As banks undergo stress tests, shouldn’t your business do the same even without mandate? The Sarbane Oxley (SOX) Act of 2002 was put in place for public companies as a reaction to a number of major corporate and accounting scandals including those affecting Enron, Tyco International, Adelphia, Peregrine Systems and WorldCom. Privately held companies remain shielded from stress tests and SOX, but shouldn’t they subject themselves to tests ensuring the viability of continuity of their business models?

For a start, companies will need to better understand the key drivers behind their bottom line. Then different scenarios will need to be reviewed to understand the inherent risks. Following is a sample list of key drivers that would need to be subjected to testing:

  • Sales: What portion is sustainable, comes from repeat business, or is dependent on one large account?
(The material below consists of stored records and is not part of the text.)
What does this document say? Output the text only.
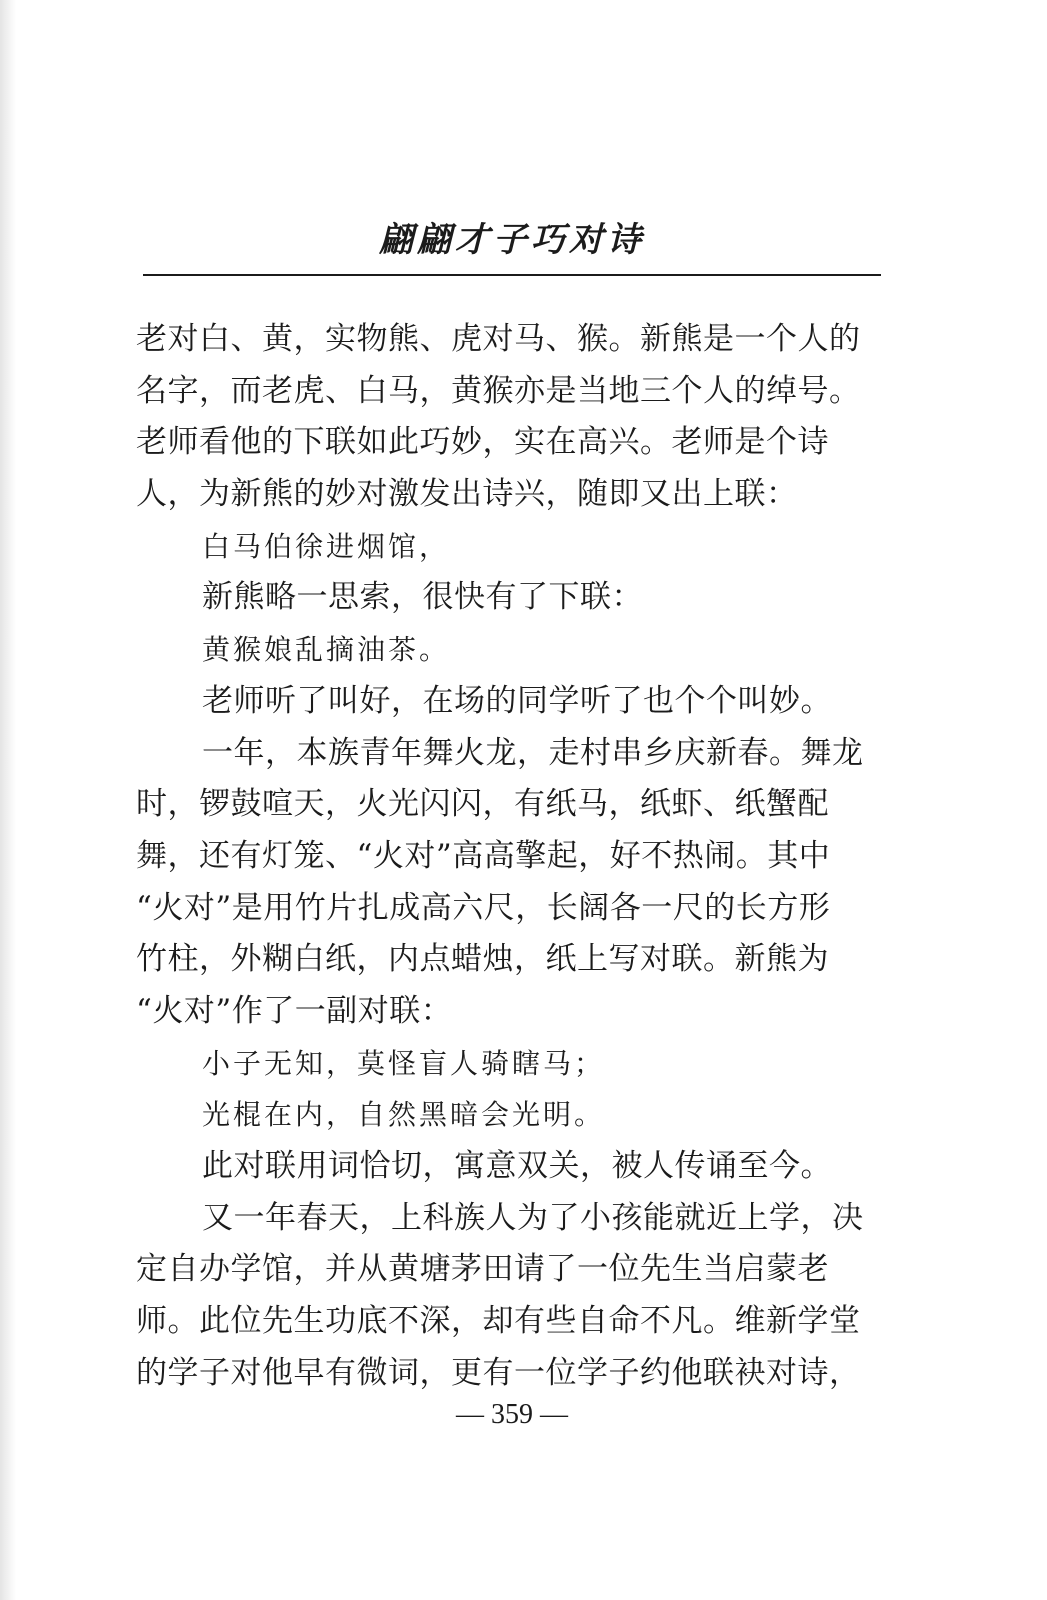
翩翩才子巧对诗
老对白、黄，实物熊、虎对马、猴。新熊是一个人的
名字，而老虎、白马，黄猴亦是当地三个人的绰号。
老师看他的下联如此巧妙，实在高兴。老师是个诗
人，为新熊的妙对激发出诗兴，随即又出上联：
白马伯徐进烟馆，
新熊略一思索，很快有了下联：
黄猴娘乱摘油茶。
老师听了叫好，在场的同学听了也个个叫妙。
一年，本族青年舞火龙，走村串乡庆新春。舞龙
时，锣鼓喧天，火光闪闪，有纸马，纸虾、纸蟹配
舞，还有灯笼、“火对”高高擎起，好不热闹。其中
“火对”是用竹片扎成高六尺，长阔各一尺的长方形
竹柱，外糊白纸，内点蜡烛，纸上写对联。新熊为
“火对”作了一副对联：
小子无知，莫怪盲人骑瞎马；
光棍在内，自然黑暗会光明。
此对联用词恰切，寓意双关，被人传诵至今。
又一年春天，上科族人为了小孩能就近上学，决
定自办学馆，并从黄塘茅田请了一位先生当启蒙老
师。此位先生功底不深，却有些自命不凡。维新学堂
的学子对他早有微词，更有一位学子约他联袂对诗，
— 359 —
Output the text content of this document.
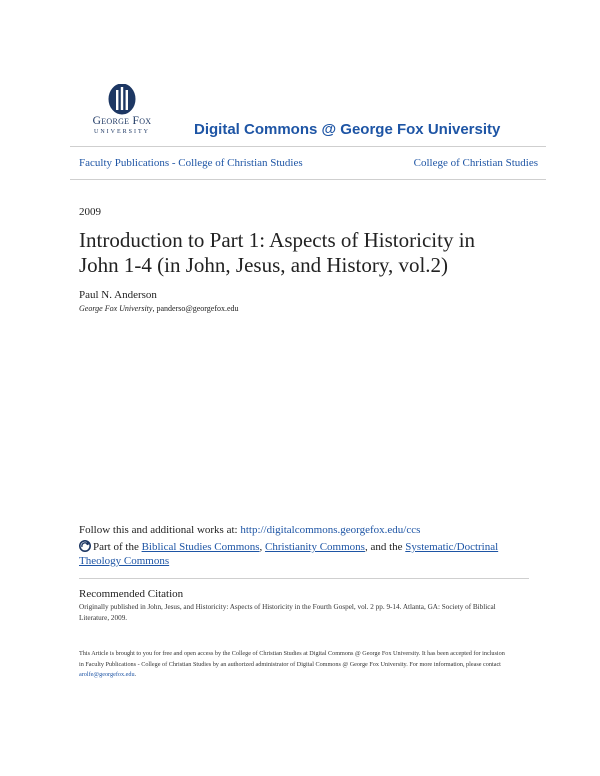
George Fox
UNIVERSITY	Digital Commons @ George Fox University
Faculty Publications - College of Christian Studies	College of Christian Studies
2009
Introduction to Part 1: Aspects of Historicity in John 1-4 (in John, Jesus, and History, vol.2)
Paul N. Anderson
George Fox University, panderso@georgefox.edu
Follow this and additional works at: http://digitalcommons.georgefox.edu/ccs
Part of the Biblical Studies Commons, Christianity Commons, and the Systematic/Doctrinal Theology Commons
Recommended Citation
Originally published in John, Jesus, and Historicity: Aspects of Historicity in the Fourth Gospel, vol. 2 pp. 9-14. Atlanta, GA: Society of Biblical Literature, 2009.
This Article is brought to you for free and open access by the College of Christian Studies at Digital Commons @ George Fox University. It has been accepted for inclusion in Faculty Publications - College of Christian Studies by an authorized administrator of Digital Commons @ George Fox University. For more information, please contact arolfe@georgefox.edu.
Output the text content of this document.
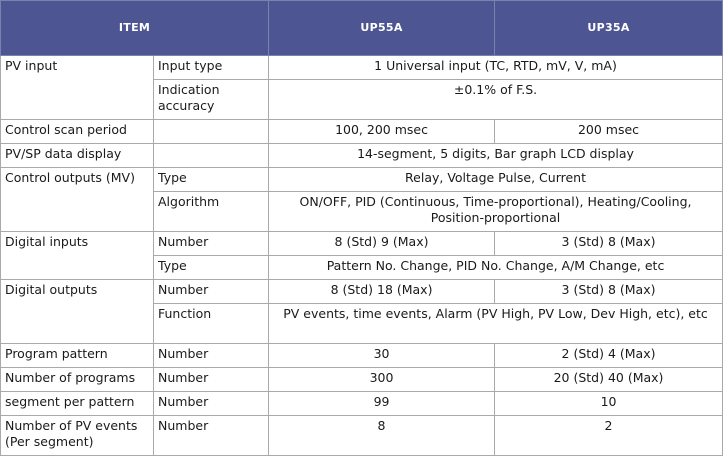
ITEM		UP55A	UP35A
PV input	Input type	1 Universal input (TC, RTD, mV, V, mA)	
	Indication accuracy	±0.1% of F.S.	
Control scan period		100, 200 msec	200 msec
PV/SP data display		14-segment, 5 digits, Bar graph LCD display	
Control outputs (MV)	Type	Relay, Voltage Pulse, Current	
	Algorithm	ON/OFF, PID (Continuous, Time-proportional), Heating/Cooling, Position-proportional	
Digital inputs	Number	8 (Std) 9 (Max)	3 (Std) 8 (Max)
	Type	Pattern No. Change, PID No. Change, A/M Change, etc	
Digital outputs	Number	8 (Std) 18 (Max)	3 (Std) 8 (Max)
	Function	PV events, time events, Alarm (PV High, PV Low, Dev High, etc), etc	
Program pattern	Number	30	2 (Std) 4 (Max)
Number of programs	Number	300	20 (Std) 40 (Max)
segment per pattern	Number	99	10
Number of PV events (Per segment)	Number	8	2
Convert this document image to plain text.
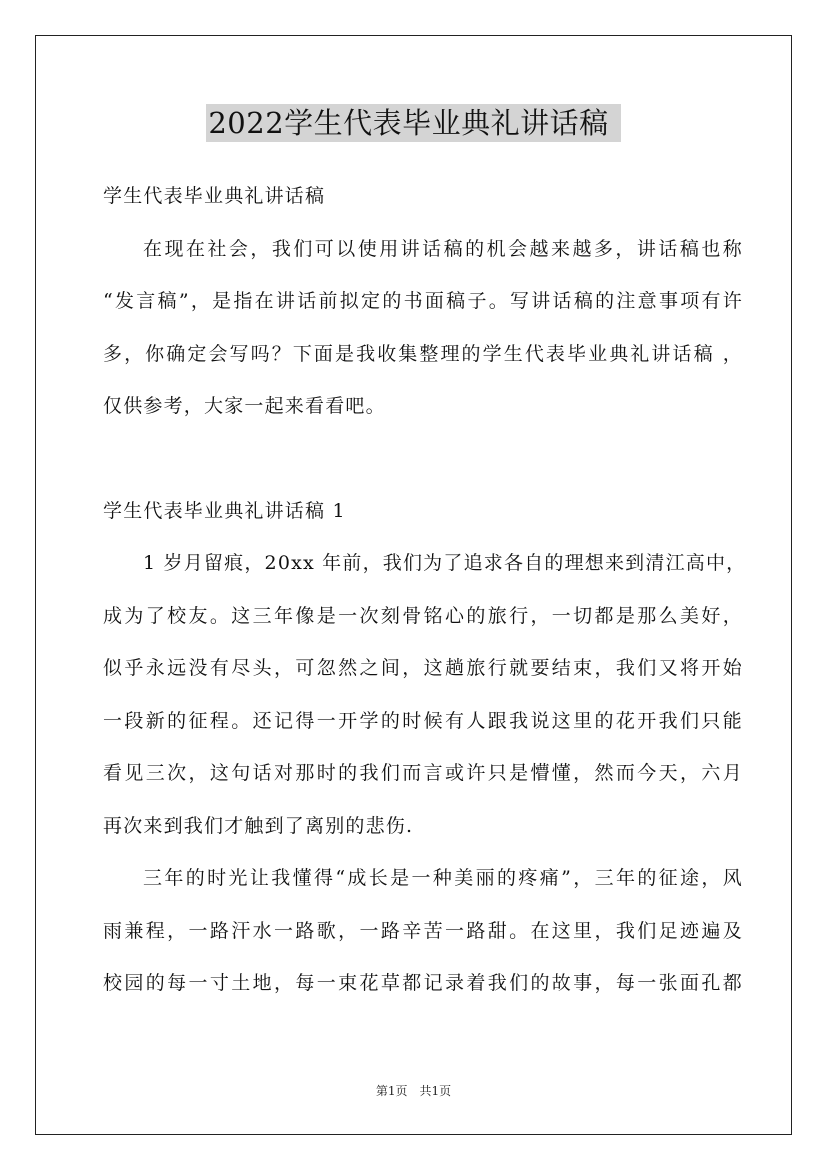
2022学生代表毕业典礼讲话稿
学生代表毕业典礼讲话稿
在现在社会，我们可以使用讲话稿的机会越来越多，讲话稿也称
“发言稿”，是指在讲话前拟定的书面稿子。写讲话稿的注意事项有许
多，你确定会写吗？下面是我收集整理的学生代表毕业典礼讲话稿 ，
仅供参考，大家一起来看看吧。
学生代表毕业典礼讲话稿 1
1 岁月留痕，20xx 年前，我们为了追求各自的理想来到清江高中，
成为了校友。这三年像是一次刻骨铭心的旅行，一切都是那么美好，
似乎永远没有尽头，可忽然之间，这趟旅行就要结束，我们又将开始
一段新的征程。还记得一开学的时候有人跟我说这里的花开我们只能
看见三次，这句话对那时的我们而言或许只是懵懂，然而今天，六月
再次来到我们才触到了离别的悲伤.
三年的时光让我懂得“成长是一种美丽的疼痛”，三年的征途，风
雨兼程，一路汗水一路歌，一路辛苦一路甜。在这里，我们足迹遍及
校园的每一寸土地，每一束花草都记录着我们的故事，每一张面孔都
第1页 共1页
Are your products diversified?
  • Cost structure: Fixed versus variable. Does your company have a good understanding of cost per unit? Do you need Activity-Based Costing and allocations to better control your cost per unit?
  • Debt structure: What was reasonable a couple of years ago might be obsolete now. Do you just trust your CFO’s opinion or should you get independent advice?
  • Liquidity: How long can you survive a downturn?
  • Brand and client satisfaction: How much can you downsize before service and delivery suffer, thus hurting you long-term image?
  • Pricing: How healthy are your margins? Can you leverage pricing on a short-term basis to gain market share?

These are general drivers however every industry and in some cases every company has different drivers. Historical views are necessary but not enough. Companies need to leverage analytics and perform simulations to better understand risks.